= Greymouth Borough =

Borough council in New Zealand

The Greymouth Borough was the borough council covering the urban part of Greymouth, New Zealand between and , when it became part of Grey District.

==History==
The Municipal Corporations Act, 1867 was passed by the New Zealand Parliament, and this allowed for petitions to the governor for towns to be constituted a borough. This would then allow such borough to govern itself. Such a petition was forwarded on behalf of the citizens by John Hall in May 1868. By notice in the New Zealand Gazette on 16 July 1868, Greymouth was constituted a borough; the same day as Timaru. The boundaries of the borough were defined as follows:

All that piece or parcel of land situate and being in the County of Westland, bounded on the west by a line of 160 chains and 80 links [3.23 km], extending from the South Spit along the beach thence along the South Town Belt 115 chains and 50 links [2.32 km]; thence along the East Town Belt 120 chains and 90 links [2.43 km] thence along the Native Reserve, number 31, 41 chains 30 links [0.83 km] to the Grey River and thence along the River Grey to the point of commencement.
— Governor of New Zealand, Notice in the New Zealand Gazette, 16 July 1868

The area covered by the borough was later extended to the north across the Grey River, and the suburbs of Cobden (effective 1 October 1934) and Coal Creek were added. Greymouth Borough existed until its abolition in the 1989 local government reforms, when the area was amalgamated with Grey County to form Grey District.
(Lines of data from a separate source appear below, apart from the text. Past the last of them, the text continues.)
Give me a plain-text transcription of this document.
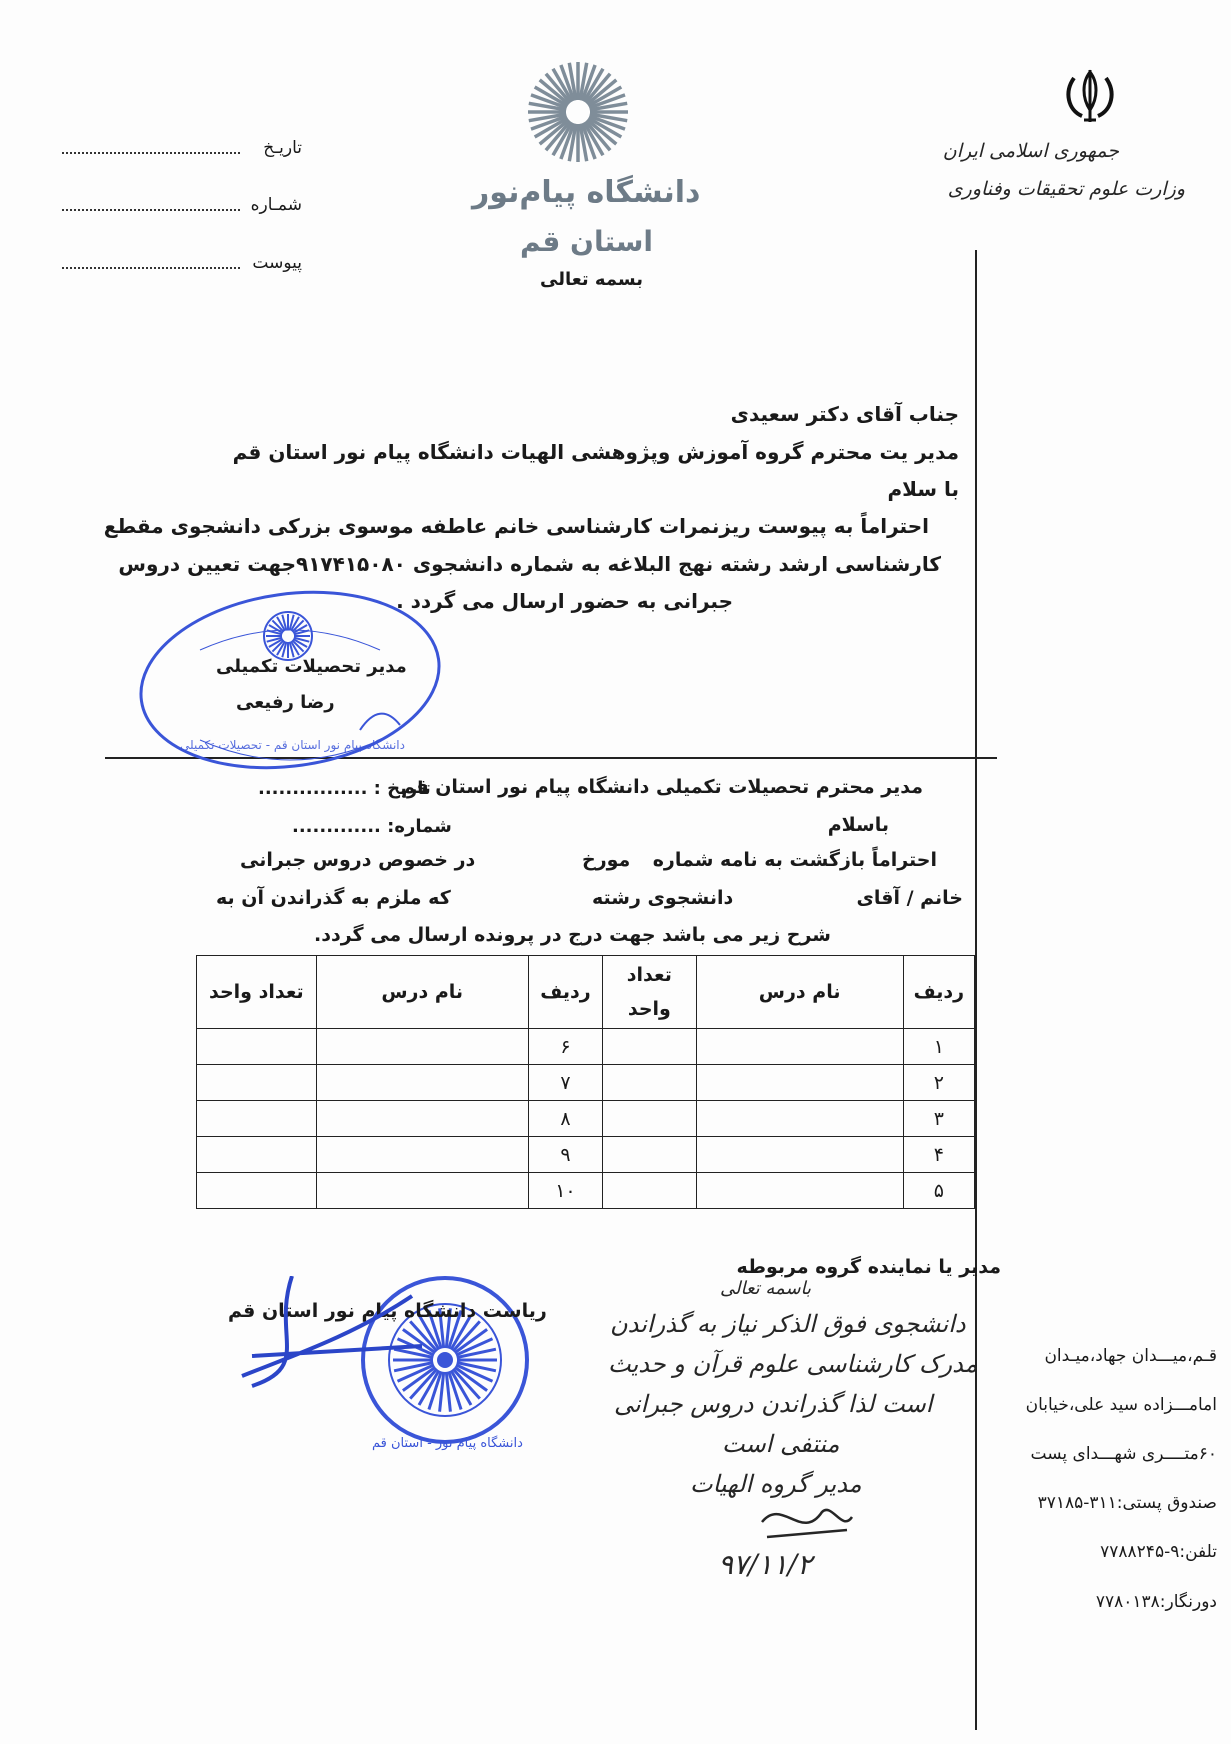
جمهوری اسلامی ایران
وزارت علوم تحقیقات وفناوری
دانشگاه پیام‌نور
استان قم
بسمه تعالی
تاریـخ
شمـاره
پیوست
جناب آقای دکتر سعیدی
مدیر یت محترم گروه آموزش وپژوهشی الهیات دانشگاه پیام نور استان قم
با سلام
احتراماً به پیوست ریزنمرات کارشناسی خانم عاطفه موسوی بزرکی دانشجوی مقطع
کارشناسی ارشد رشته نهج البلاغه به شماره دانشجوی ۹۱۷۴۱۵۰۸۰جهت تعیین دروس
جبرانی به حضور ارسال می گردد .
دانشگاه پیام نور استان قم - تحصیلات تکمیلی
مدیر تحصیلات تکمیلی
رضا رفیعی
مدیر محترم تحصیلات تکمیلی دانشگاه پیام نور استان قم
تاریخ : ................
شماره: .............	باسلام
احتراماً بازگشت به نامه شماره
مورخ
در خصوص دروس جبرانی
خانم / آقای
دانشجوی رشته
که ملزم به گذراندن آن به
شرح زیر می باشد جهت درج در پرونده ارسال می گردد.
ردیف	نام درس	تعداد واحد	ردیف	نام درس	تعداد واحد
۱			۶		
۲			۷		
۳			۸		
۴			۹		
۵			۱۰		
مدیر یا نماینده گروه مربوطه
دانشگاه پیام نور - استان قم
ریاست دانشگاه پیام نور استان قم
باسمه تعالی
دانشجوی فوق الذکر نیاز به گذراندن
مدرک کارشناسی علوم قرآن و حدیث
است لذا گذراندن دروس جبرانی
منتفی است
مدیر گروه الهیات
۹۷/۱۱/۲
قـم،میـــدان جهاد،میـدان
امامـــزاده سید علی،خیابان
۶۰متــــری شهـــدای پست
صندوق پستی:۳۱۱-۳۷۱۸۵
تلفن:۹-۷۷۸۸۲۴۵
دورنگار:۷۷۸۰۱۳۸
Out of 22 candidates, the first nine councillors were elected on 26 August 1868. Within days, it was discovered that according to the Municipal Corporations Act, 1867, three of those councillors had to retire by rotation on 10 September. All three councillors stood for re-election, but one of them was replaced by Edward Masters. At the first meeting of the council in the following week, Masters was elected the first Mayor of Greymouth by his fellow councillors. The office of mayor of Greymouth was the predecessor to the current office of mayor of Grey District.